Brenneke flies a Piper Malibu DLX turboprop, and virtually all of the 150 hours he flies annually are for business. Brenneke qualified for the sweepstakes airplane by purchasing some en route instrument charts. Anyone who purchases from Sporty’s Pilot Shop is in the running for the annual sweepstakes giveaway.
The fly-in was well attended in spite of the weather, with many flying instrument approaches to Clermont County Airport—home of Sporty’s Pilot Shop and Sporty’s Academy. Exhibitors at the fly-in included Cessna Aircraft Company, Garmin International, Lightspeed headsets, SkyOx oxygen systems, Winslow life rafts, Aspen Avionics, Air Mod, Bose headsets, and many others.

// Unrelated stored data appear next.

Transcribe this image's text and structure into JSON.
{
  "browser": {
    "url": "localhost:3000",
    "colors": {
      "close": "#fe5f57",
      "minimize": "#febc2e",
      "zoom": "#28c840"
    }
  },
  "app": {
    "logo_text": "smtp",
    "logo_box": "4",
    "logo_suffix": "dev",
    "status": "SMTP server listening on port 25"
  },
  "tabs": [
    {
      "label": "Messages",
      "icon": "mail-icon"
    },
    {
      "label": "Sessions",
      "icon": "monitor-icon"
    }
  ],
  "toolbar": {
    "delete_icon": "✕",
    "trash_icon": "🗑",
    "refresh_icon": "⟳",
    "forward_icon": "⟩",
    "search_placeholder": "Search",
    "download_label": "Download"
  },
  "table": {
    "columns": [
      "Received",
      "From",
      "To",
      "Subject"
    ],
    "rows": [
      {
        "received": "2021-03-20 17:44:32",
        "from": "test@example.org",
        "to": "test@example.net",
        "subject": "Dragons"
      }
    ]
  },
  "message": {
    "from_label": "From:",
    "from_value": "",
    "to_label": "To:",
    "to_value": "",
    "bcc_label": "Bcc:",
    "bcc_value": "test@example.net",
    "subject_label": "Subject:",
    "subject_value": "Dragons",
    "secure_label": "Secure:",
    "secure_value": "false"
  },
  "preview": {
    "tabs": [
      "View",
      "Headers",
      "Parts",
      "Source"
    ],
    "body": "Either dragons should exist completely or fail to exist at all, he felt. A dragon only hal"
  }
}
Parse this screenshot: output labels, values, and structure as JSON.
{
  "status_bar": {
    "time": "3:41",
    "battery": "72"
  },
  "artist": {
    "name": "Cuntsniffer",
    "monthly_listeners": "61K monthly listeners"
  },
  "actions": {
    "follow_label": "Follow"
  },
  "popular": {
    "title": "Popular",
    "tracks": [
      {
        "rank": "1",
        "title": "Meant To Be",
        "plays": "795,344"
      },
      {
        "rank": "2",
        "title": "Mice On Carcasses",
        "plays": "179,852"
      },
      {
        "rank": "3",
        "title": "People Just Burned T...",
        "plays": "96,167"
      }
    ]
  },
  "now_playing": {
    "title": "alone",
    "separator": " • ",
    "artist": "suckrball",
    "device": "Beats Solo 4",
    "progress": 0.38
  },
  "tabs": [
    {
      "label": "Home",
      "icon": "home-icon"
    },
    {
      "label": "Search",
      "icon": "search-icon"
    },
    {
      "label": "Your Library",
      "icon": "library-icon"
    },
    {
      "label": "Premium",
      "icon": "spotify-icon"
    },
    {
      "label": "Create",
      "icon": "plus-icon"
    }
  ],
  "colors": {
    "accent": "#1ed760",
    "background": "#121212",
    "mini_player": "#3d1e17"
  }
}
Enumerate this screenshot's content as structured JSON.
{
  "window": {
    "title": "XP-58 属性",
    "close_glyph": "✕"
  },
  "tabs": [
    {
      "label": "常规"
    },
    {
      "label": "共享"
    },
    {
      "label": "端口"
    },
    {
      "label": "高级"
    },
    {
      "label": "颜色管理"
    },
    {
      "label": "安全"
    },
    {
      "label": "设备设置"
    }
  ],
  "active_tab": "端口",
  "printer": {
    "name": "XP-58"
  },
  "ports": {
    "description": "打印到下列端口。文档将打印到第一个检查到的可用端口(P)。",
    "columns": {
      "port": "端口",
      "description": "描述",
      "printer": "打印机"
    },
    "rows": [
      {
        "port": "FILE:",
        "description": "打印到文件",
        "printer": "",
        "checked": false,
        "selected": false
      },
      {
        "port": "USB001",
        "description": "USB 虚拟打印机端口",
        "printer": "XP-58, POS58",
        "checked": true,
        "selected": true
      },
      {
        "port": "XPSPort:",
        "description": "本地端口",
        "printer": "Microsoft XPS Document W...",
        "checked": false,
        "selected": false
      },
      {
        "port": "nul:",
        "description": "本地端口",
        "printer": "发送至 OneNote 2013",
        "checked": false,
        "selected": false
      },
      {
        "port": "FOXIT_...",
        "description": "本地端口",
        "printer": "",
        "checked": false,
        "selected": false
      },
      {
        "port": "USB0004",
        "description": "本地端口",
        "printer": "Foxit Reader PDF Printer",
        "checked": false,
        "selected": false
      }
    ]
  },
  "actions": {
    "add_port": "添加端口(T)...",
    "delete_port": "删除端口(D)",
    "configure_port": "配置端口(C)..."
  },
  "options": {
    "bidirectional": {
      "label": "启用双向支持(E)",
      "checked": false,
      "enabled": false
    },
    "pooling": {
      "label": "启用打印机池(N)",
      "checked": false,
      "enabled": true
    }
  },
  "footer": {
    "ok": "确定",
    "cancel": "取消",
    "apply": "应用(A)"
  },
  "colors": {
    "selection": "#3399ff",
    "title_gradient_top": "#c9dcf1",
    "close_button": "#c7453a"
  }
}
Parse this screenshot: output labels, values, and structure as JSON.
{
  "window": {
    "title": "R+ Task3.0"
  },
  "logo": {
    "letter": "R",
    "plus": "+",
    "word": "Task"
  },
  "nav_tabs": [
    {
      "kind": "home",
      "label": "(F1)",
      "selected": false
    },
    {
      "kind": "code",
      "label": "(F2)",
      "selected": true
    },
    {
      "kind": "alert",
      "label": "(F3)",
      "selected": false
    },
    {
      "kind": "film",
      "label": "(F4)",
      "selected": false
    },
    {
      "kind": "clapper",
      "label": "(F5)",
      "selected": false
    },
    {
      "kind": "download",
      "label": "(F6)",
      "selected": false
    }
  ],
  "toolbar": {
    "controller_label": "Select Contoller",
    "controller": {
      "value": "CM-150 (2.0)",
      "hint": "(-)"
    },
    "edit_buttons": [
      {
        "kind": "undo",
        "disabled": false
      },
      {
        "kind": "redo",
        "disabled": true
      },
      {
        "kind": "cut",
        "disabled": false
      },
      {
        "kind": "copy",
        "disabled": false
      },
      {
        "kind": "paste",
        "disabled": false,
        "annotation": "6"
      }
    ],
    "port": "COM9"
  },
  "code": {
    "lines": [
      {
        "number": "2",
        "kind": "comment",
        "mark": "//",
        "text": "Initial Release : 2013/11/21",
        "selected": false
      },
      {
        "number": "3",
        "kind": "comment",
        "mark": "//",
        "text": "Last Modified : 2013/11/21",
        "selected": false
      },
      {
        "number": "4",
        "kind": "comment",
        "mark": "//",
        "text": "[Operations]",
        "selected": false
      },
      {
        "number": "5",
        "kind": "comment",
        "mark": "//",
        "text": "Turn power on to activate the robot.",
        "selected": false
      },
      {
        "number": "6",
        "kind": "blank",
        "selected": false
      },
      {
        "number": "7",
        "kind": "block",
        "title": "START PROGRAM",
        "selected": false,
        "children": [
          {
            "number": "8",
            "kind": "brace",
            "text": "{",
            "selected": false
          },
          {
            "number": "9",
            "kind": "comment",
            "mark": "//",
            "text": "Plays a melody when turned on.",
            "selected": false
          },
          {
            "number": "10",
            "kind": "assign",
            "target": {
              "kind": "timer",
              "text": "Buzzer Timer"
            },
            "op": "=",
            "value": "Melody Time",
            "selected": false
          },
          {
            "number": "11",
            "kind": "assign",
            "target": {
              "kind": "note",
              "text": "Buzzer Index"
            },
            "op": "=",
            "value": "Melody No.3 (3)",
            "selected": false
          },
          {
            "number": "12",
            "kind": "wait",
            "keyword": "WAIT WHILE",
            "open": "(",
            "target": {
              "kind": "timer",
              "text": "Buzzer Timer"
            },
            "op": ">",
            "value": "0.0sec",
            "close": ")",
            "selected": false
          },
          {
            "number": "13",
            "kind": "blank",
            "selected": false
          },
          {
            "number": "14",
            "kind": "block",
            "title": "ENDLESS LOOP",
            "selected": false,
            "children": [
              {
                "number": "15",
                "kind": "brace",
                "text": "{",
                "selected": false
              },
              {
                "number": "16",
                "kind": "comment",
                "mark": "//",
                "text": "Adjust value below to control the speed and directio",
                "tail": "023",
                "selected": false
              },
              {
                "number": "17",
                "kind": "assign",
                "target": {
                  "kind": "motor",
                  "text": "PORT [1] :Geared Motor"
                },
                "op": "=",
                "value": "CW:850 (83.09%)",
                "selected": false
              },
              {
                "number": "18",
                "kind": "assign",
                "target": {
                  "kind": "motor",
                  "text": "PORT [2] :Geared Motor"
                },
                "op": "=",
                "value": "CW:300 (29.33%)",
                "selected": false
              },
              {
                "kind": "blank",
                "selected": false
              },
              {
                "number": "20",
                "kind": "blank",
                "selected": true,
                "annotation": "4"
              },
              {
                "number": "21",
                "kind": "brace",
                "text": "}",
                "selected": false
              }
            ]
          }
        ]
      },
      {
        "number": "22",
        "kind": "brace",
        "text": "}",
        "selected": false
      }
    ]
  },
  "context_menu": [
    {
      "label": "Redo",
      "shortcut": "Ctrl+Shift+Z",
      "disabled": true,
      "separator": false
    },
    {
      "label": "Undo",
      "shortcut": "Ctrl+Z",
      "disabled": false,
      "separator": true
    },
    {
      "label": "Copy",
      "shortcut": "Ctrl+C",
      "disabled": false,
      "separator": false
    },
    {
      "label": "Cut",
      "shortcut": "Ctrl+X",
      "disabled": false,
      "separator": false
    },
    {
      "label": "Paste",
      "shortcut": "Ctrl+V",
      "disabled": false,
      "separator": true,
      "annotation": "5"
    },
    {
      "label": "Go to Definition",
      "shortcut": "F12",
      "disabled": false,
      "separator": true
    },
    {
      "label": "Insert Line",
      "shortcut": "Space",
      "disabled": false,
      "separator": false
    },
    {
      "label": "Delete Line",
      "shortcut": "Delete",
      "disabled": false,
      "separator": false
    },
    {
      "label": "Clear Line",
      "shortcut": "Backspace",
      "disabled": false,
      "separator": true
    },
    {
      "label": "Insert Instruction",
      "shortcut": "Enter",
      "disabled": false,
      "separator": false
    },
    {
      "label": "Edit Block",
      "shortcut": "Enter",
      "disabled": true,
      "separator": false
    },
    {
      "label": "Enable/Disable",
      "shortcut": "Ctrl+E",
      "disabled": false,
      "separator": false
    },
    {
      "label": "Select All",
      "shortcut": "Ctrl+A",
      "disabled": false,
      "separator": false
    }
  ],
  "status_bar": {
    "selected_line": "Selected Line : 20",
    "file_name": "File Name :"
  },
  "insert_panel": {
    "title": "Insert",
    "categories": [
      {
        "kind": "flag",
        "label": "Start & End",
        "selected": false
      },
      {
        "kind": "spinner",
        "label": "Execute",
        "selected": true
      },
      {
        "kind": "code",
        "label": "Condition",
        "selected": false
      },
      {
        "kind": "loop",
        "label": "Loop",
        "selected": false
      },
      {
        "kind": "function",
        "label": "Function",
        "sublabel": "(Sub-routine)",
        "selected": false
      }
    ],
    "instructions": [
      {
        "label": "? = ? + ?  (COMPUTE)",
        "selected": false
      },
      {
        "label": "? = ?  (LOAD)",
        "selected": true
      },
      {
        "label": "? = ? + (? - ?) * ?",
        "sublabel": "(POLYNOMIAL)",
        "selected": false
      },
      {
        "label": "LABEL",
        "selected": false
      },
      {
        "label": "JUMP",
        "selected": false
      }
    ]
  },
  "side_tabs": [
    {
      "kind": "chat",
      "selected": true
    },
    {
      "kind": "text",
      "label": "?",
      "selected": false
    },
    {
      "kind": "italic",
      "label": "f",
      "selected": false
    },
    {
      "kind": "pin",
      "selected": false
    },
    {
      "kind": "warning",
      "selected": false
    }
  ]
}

Air Mod’s Dennis Wolter (right) with a customer.
AOPA President Craig Fuller was on hand for the festivities, having flown to Sporty’s in his 2003 Beechraft A36 Bonanza with his wife, Karen. Fuller took the stage and talked about the situation in Washington, D.C.
“We have a lot of work ahead of us to counter those who continue to advocate user fees as a means of financing the aviation infrastructure of the future,” Fuller said. “But I remain hopeful that the strength of AOPA’s membership and the strength of our ongoing lobbying efforts will bring about a satisfactory solution.”